(Edited by: Prashant Chauhan)
“At Yuwa School, we have girls who have fought to be in our school. Who have advocated for themselves, who have stood up to their families. They want to be there everyday and that’s why I believe that this distance education is going to be possible, because our students have the will to do it,” says Rose Thomson Gastler, the principal of the school as she talks about the decision to start the new session last week, despite the restrictions imposed due to the lockdown.
With the pandemic yet to reach its peak in India, having classes at the school was out of the question but the administration did not let that come in the way of starting the new session in the first week of June, as was originally planned.
Switching to the online module, however, was not as easy with almost none of the 95 girls owning a phone of their own.
The solution was simple – online classes and a fluid session.
"We have multiple students who are sharing the same device. We have some students who only have access to a mobile phone and late in the evening so we can’t say ‘Okay, from 9 to 10 we’re doing science’ because not all students are going to be able to keep a schedule like that. So, teachers send out the daily content and assignments in the morning and then give students the freedom to make their own schedule throughout the day,” says Rose.
With Jharkhand’s COVID-19 cases nearing 2,000, the school had the option to wait till things get better, but, as Rose says, it was important to get the girls back into their school routine for reasons other than just class load.
"YUWA represents almost like a second family. It’s a really important community for them that helps them to build up their sense of self and form ideas and plans about what they want to do about life. Whereas as home, they might be getting a different message that, ‘You’re a girl, your role is to become a wife and a mother and we would really rather see you get married after you finish 10th’,” she said.
"And so to get a girl to want to do something different and for her to believe she can do something different, it’s really important that you surround her with a community that reinforces these other ideas. If these girls suddenly don’t have that community or are in their homes 24 hours a day and are just back doing house work and field work, they are going to be rerouted back into this trap of a child marriage and being trapped into a cycle of poverty," she added.
Yuwa India was founded by Rose’s husband Franz Gastler in 2009 when he started by using football to bring young girls from the village together and help them gain confidence and self belief.
Over the years, Yuwa School has been a vital addition to their work with their first batch of students graduating this summer.

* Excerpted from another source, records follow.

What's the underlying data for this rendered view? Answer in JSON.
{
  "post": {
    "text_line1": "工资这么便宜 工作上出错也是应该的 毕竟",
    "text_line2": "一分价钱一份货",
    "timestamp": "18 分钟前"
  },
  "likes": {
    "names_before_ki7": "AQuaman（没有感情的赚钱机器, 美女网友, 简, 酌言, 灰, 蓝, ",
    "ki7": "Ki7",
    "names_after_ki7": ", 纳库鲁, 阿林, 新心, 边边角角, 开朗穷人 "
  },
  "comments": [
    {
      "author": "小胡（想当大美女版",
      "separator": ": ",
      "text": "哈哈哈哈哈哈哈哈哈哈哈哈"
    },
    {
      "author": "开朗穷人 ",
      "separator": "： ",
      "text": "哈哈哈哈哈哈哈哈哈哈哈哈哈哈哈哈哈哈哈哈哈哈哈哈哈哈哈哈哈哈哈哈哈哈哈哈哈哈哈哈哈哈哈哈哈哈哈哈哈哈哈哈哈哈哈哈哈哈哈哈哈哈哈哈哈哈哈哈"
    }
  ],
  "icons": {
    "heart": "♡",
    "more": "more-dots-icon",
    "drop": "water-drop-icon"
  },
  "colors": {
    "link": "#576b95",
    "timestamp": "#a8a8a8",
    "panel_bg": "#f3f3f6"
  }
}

"This year we had our first graduating class from YUWA School and seven of those nine women have been given admission to universities in the US. One of them has been accepted to the Ashoka University in Delhi," said Gastler, while proudly talking about the girls they have all worked closely with for the last few years.
However, now with the pandemic, the road forward is proving to be a little tricky for the NGO with their main sponsor pulling out their commitment following the losses incurred during the nation-wide lockdown over the last few months.
"Funding is our biggest challenge right now. Our best partner had planned to give Rs 1.1 crore in funding this year now, all that funding has dried up. So, all of that 1.1 crore has been cancelled. We’re scrambling just to try to keep on paying our teachers salaries and keep on giving scholarships to our students," says Franz adding that they’re looking for help from all avenues to assist them take the girls’ journey forward.